Most of the Philippines’ 16 presidents have come from those powerful families. The only previous leaders without elitist credentials were Ramos, who could have transformed the Philippines if he had been allowed a second term, and actor Joseph Estrada, who was an unmitigated disaster.
The son of a Davao provincial governor, Duterte grew up with strong nationalistic sentiments that became more pronounced during his university years when he studied political science under Jose Maria Sison, the long-exiled founder of the country’s communist movement.
Sison was to plant the seeds of resentment against perceived US imperialism, similar to that shared by many left-leaning activists and politicians who, although in a minority, were the driving force behind the enforced closure of Subic and Clark bases in the early 1990s.
The CPP has praised Duterte for his anti-American stand, saying in a recent statement that ‘the situation now exists for the forging of a patriotic alliance between his anti-US regime and the revolutionary and patriotic forces.’ While Sison has often criticised Duterte for being arrogant and having a ‘loose mouth’, he also calls him a friend and says he is the one person who offers the best chance of ending the 47-year communist insurgency, one of three left in the world.
As a young lawyer, Duterte was a strong opponent of former dictator Ferdinand Marcos and reportedly arranged meetings between foreign journalists and local communist leaders in the early 1980s when the CPP was in full flower.
When he was elected mayor of Davao city in early 1988, Duterte was quick to embrace the Alsa Masa, a rag-tag vigilante force formed to end a campaign of terror unleashed on the country’s third largest city by elements of the New People’s Army (NPA), the CPP’s armed wing. The Alsa Masa’s ‘godfather’ was Davao city police chief Franco Calida, whose younger brother, Jose, is the solicitor-general in Duterte’s Cabinet and a strong supporter of the President’s controversial anti-drug campaign.

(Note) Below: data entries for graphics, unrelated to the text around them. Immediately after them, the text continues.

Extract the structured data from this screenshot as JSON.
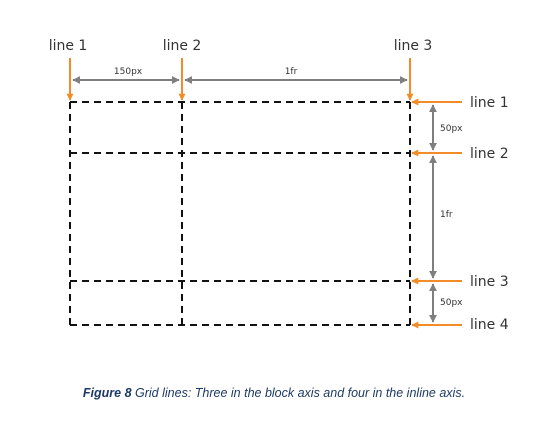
{
  "colors": {
    "accent": "#f28c28",
    "dimension": "#7f7f7f",
    "grid": "#111111",
    "caption": "#1f3a66"
  },
  "column_lines": [
    {
      "label": "line 1"
    },
    {
      "label": "line 2"
    },
    {
      "label": "line 3"
    }
  ],
  "row_lines": [
    {
      "label": "line 1"
    },
    {
      "label": "line 2"
    },
    {
      "label": "line 3"
    },
    {
      "label": "line 4"
    }
  ],
  "column_sizes": [
    "150px",
    "1fr"
  ],
  "row_sizes": [
    "50px",
    "1fr",
    "50px"
  ],
  "caption": {
    "figure": "Figure 8",
    "text": " Grid lines: Three in the block axis and four in the inline axis."
  }
}
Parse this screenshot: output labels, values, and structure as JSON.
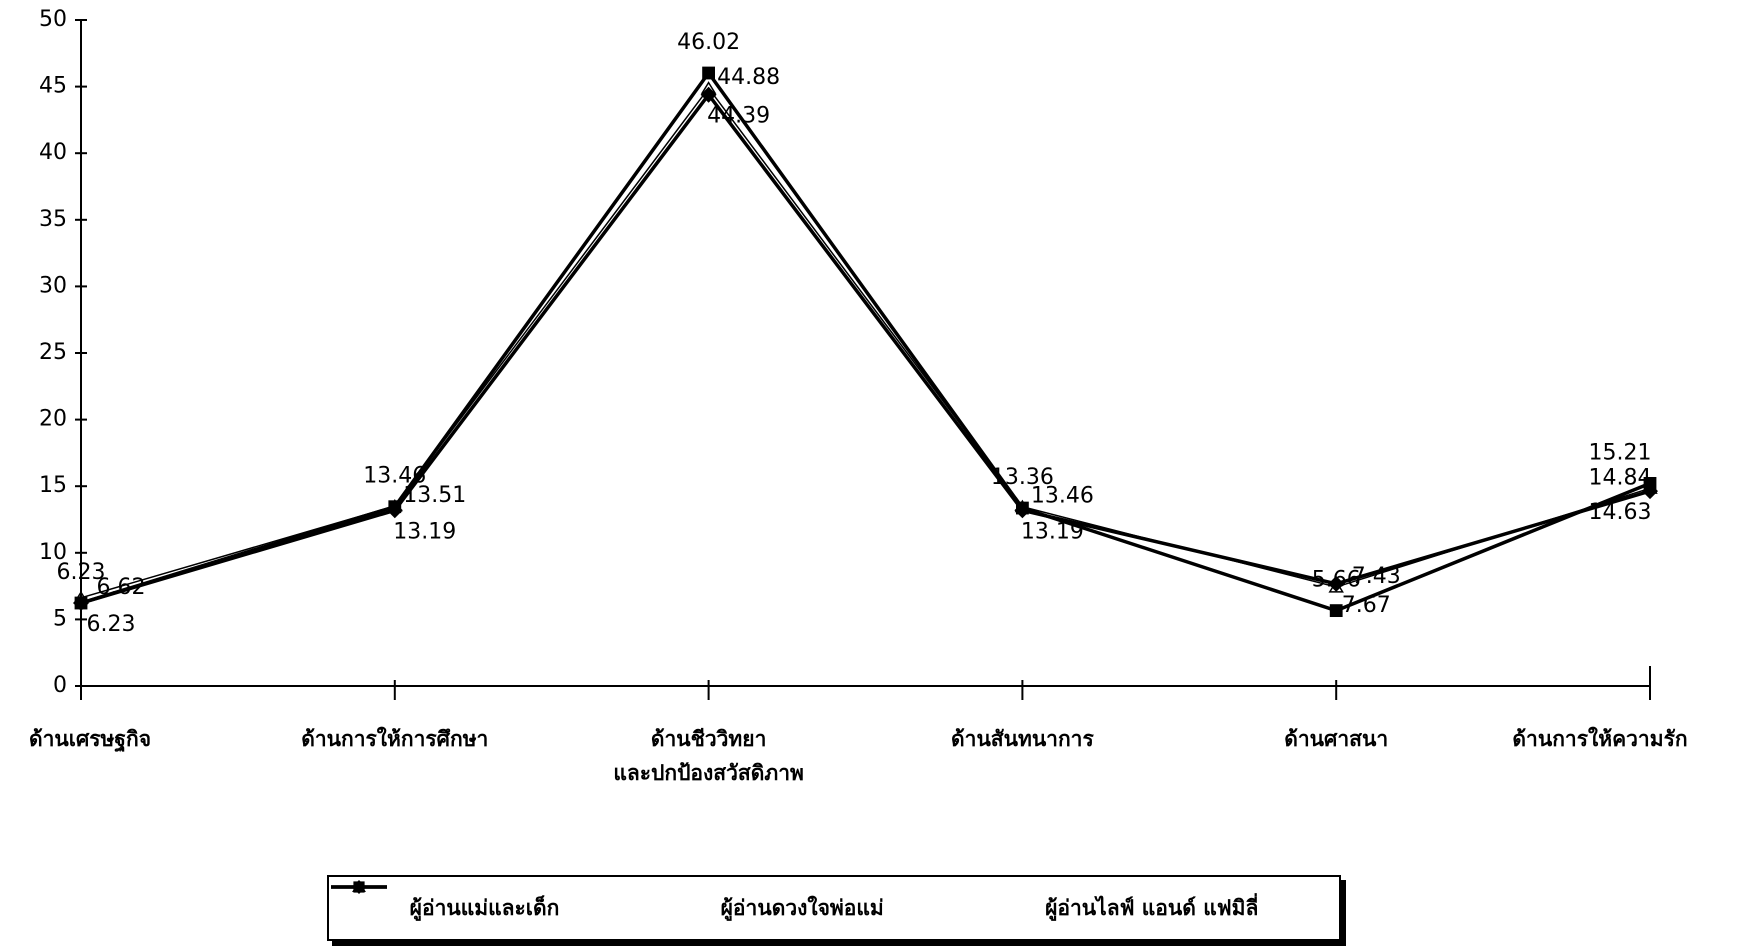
{
  "chart_data": {
    "type": "line",
    "categories": [
      "ด้านเศรษฐกิจ",
      "ด้านการให้การศึกษา",
      "ด้านชีววิทยา\nและปกป้องสวัสดิภาพ",
      "ด้านสันทนาการ",
      "ด้านศาสนา",
      "ด้านการให้ความรัก"
    ],
    "series": [
      {
        "name": "ผู้อ่านแม่และเด็ก",
        "color": "#000000",
        "marker": "diamond",
        "values": [
          6.23,
          13.19,
          44.39,
          13.19,
          7.67,
          14.63
        ]
      },
      {
        "name": "ผู้อ่านดวงใจพ่อแม่",
        "color": "#000000",
        "marker": "square",
        "values": [
          6.23,
          13.46,
          46.02,
          13.36,
          5.66,
          15.21
        ]
      },
      {
        "name": "ผู้อ่านไลฟ์ แอนด์ แฟมิลี่",
        "color": "#000000",
        "marker": "triangle",
        "values": [
          6.62,
          13.51,
          44.88,
          13.46,
          7.43,
          14.84
        ]
      }
    ],
    "ylim": [
      0,
      50
    ],
    "yticks": [
      0,
      5,
      10,
      15,
      20,
      25,
      30,
      35,
      40,
      45,
      50
    ],
    "grid": false,
    "legend": "bottom"
  }
}
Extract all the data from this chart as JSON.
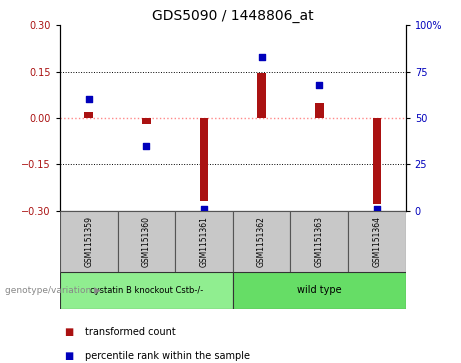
{
  "title": "GDS5090 / 1448806_at",
  "samples": [
    "GSM1151359",
    "GSM1151360",
    "GSM1151361",
    "GSM1151362",
    "GSM1151363",
    "GSM1151364"
  ],
  "transformed_counts": [
    0.02,
    -0.02,
    -0.27,
    0.145,
    0.05,
    -0.28
  ],
  "percentile_ranks": [
    60,
    35,
    1,
    83,
    68,
    1
  ],
  "groups": [
    {
      "label": "cystatin B knockout Cstb-/-",
      "samples": [
        0,
        1,
        2
      ],
      "color": "#90EE90"
    },
    {
      "label": "wild type",
      "samples": [
        3,
        4,
        5
      ],
      "color": "#66CC66"
    }
  ],
  "ylim_left": [
    -0.3,
    0.3
  ],
  "ylim_right": [
    0,
    100
  ],
  "yticks_left": [
    -0.3,
    -0.15,
    0,
    0.15,
    0.3
  ],
  "yticks_right": [
    0,
    25,
    50,
    75,
    100
  ],
  "bar_color": "#AA1111",
  "dot_color": "#0000BB",
  "bg_color": "#FFFFFF",
  "plot_bg": "#FFFFFF",
  "zero_line_color": "#FF8888",
  "label_genotype": "genotype/variation",
  "legend_bar": "transformed count",
  "legend_dot": "percentile rank within the sample",
  "group_row_bg": [
    "#90EE90",
    "#66DD66"
  ],
  "sample_row_bg": "#C8C8C8"
}
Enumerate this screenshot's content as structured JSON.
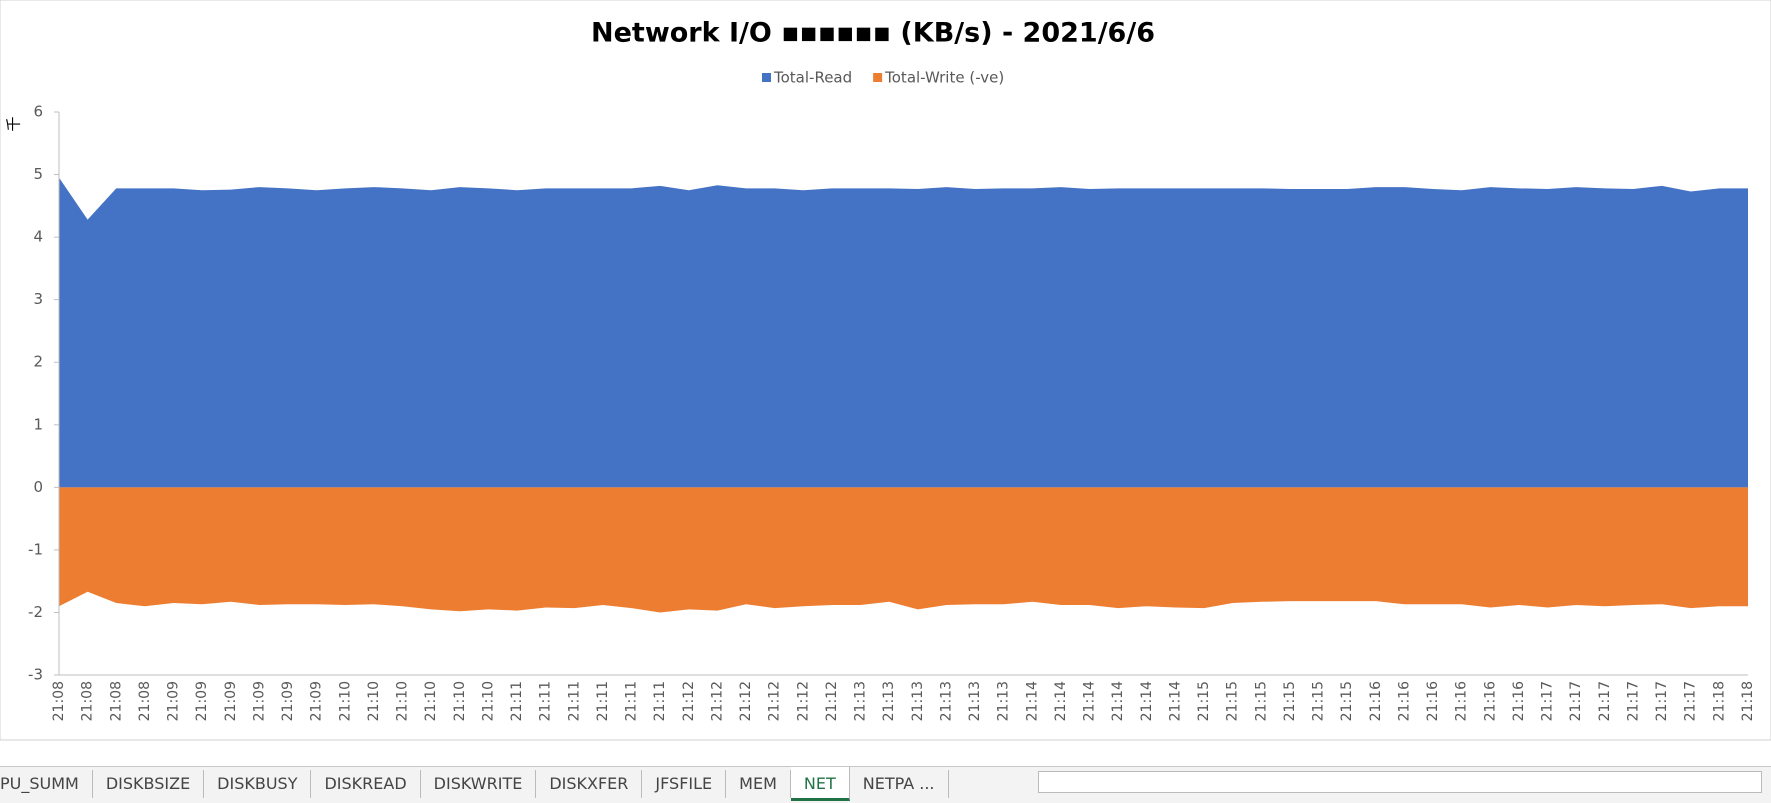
{
  "chart_data": {
    "type": "area",
    "title": "Network I/O ▪▪▪▪▪▪ (KB/s) - 2021/6/6",
    "y_unit": "千",
    "categories": [
      "21:08",
      "21:08",
      "21:08",
      "21:08",
      "21:09",
      "21:09",
      "21:09",
      "21:09",
      "21:09",
      "21:09",
      "21:10",
      "21:10",
      "21:10",
      "21:10",
      "21:10",
      "21:10",
      "21:11",
      "21:11",
      "21:11",
      "21:11",
      "21:11",
      "21:11",
      "21:12",
      "21:12",
      "21:12",
      "21:12",
      "21:12",
      "21:12",
      "21:13",
      "21:13",
      "21:13",
      "21:13",
      "21:13",
      "21:13",
      "21:14",
      "21:14",
      "21:14",
      "21:14",
      "21:14",
      "21:14",
      "21:15",
      "21:15",
      "21:15",
      "21:15",
      "21:15",
      "21:15",
      "21:16",
      "21:16",
      "21:16",
      "21:16",
      "21:16",
      "21:16",
      "21:17",
      "21:17",
      "21:17",
      "21:17",
      "21:17",
      "21:17",
      "21:18",
      "21:18"
    ],
    "series": [
      {
        "name": "Total-Read",
        "color": "#4472c4",
        "values": [
          4.95,
          4.28,
          4.78,
          4.78,
          4.78,
          4.75,
          4.76,
          4.8,
          4.78,
          4.75,
          4.78,
          4.8,
          4.78,
          4.75,
          4.8,
          4.78,
          4.75,
          4.78,
          4.78,
          4.78,
          4.78,
          4.82,
          4.75,
          4.83,
          4.78,
          4.78,
          4.75,
          4.78,
          4.78,
          4.78,
          4.77,
          4.8,
          4.77,
          4.78,
          4.78,
          4.8,
          4.77,
          4.78,
          4.78,
          4.78,
          4.78,
          4.78,
          4.78,
          4.77,
          4.77,
          4.77,
          4.8,
          4.8,
          4.77,
          4.75,
          4.8,
          4.78,
          4.77,
          4.8,
          4.78,
          4.77,
          4.82,
          4.73,
          4.78,
          4.78
        ]
      },
      {
        "name": "Total-Write (-ve)",
        "color": "#ed7d31",
        "values": [
          -1.9,
          -1.67,
          -1.85,
          -1.9,
          -1.85,
          -1.87,
          -1.83,
          -1.88,
          -1.87,
          -1.87,
          -1.88,
          -1.87,
          -1.9,
          -1.95,
          -1.98,
          -1.95,
          -1.97,
          -1.92,
          -1.93,
          -1.88,
          -1.93,
          -2.0,
          -1.95,
          -1.97,
          -1.87,
          -1.93,
          -1.9,
          -1.88,
          -1.88,
          -1.83,
          -1.95,
          -1.88,
          -1.87,
          -1.87,
          -1.83,
          -1.88,
          -1.88,
          -1.93,
          -1.9,
          -1.92,
          -1.93,
          -1.85,
          -1.83,
          -1.82,
          -1.82,
          -1.82,
          -1.82,
          -1.87,
          -1.87,
          -1.87,
          -1.92,
          -1.88,
          -1.92,
          -1.88,
          -1.9,
          -1.88,
          -1.87,
          -1.93,
          -1.9,
          -1.9
        ]
      }
    ],
    "ylim": [
      -3,
      6
    ],
    "yticks": [
      -3,
      -2,
      -1,
      0,
      1,
      2,
      3,
      4,
      5,
      6
    ],
    "legend": "top"
  },
  "sheet_tabs": {
    "tabs": [
      "PU_SUMM",
      "DISKBSIZE",
      "DISKBUSY",
      "DISKREAD",
      "DISKWRITE",
      "DISKXFER",
      "JFSFILE",
      "MEM",
      "NET",
      "NETPA ..."
    ],
    "active": "NET"
  }
}
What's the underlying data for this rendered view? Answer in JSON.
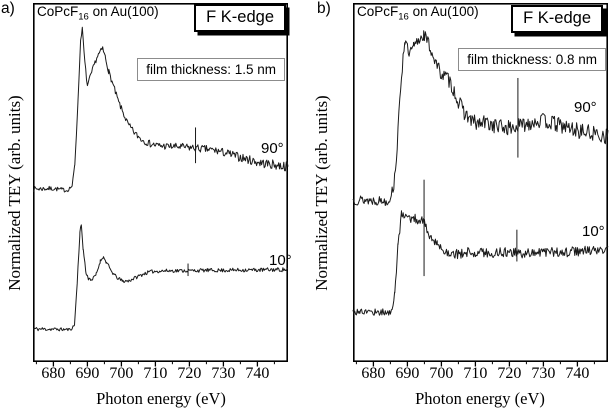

By the time Duterte took office, roving bands of vigilantes, mostly criminals and NPA turn-coats, had killed hundreds of suspected NPA operatives, but if the mayor’s open backing of the Alsa Masa seemed to be paradoxical, his motives may have been very different from Calida’s. Former NDF members suspect he was actually supporting the CPP central committee in its ongoing purge of urban revolutionaries, who had deviated from the party’s Maoist line and were bringing the CPP into disrepute.
Law and order was always a Duterte priority, however. When he was reappointed mayor in 2001, after a two-year stint in Congress, the now-moribund Alsa Masa was replaced by the mysterious Davao Death Squad (DDS). In the years that followed, the DDS was implicated in 1,400 vigilante-style executions of mostly petty criminals, which led to a vast improvement in public security in a city that was once known as the murder capital of the Philippines.
Duterte’s distaste for the US was further fuelled in May 2002 when US federal agents allegedly aided in the escape of American ‘treasure hunter’ Michael Meiring after he accidentally triggered an explosive device in his Davao hotel room.
The president-to-be was later denied a US visa and has since adamantly opposed joint US–Philippine military exercises and operations in Mindanao, including—apparently—an American effort in 2013 to station drones at Davao airport.
While the US has criticised Duterte’s latest killing spree, it has wisely avoided being drawn into a more serious confrontation. The president has modified his position since returning to Manila, saying he didn’t intend to sever relations.
But it hardly matches what Washington likes to call an ‘iron-clad’ relationship. The question now is whether military and vested political and business interests will allow such an uncertain situation to continue in a country that, as Duterte well knows, generally idolises its former colonial master.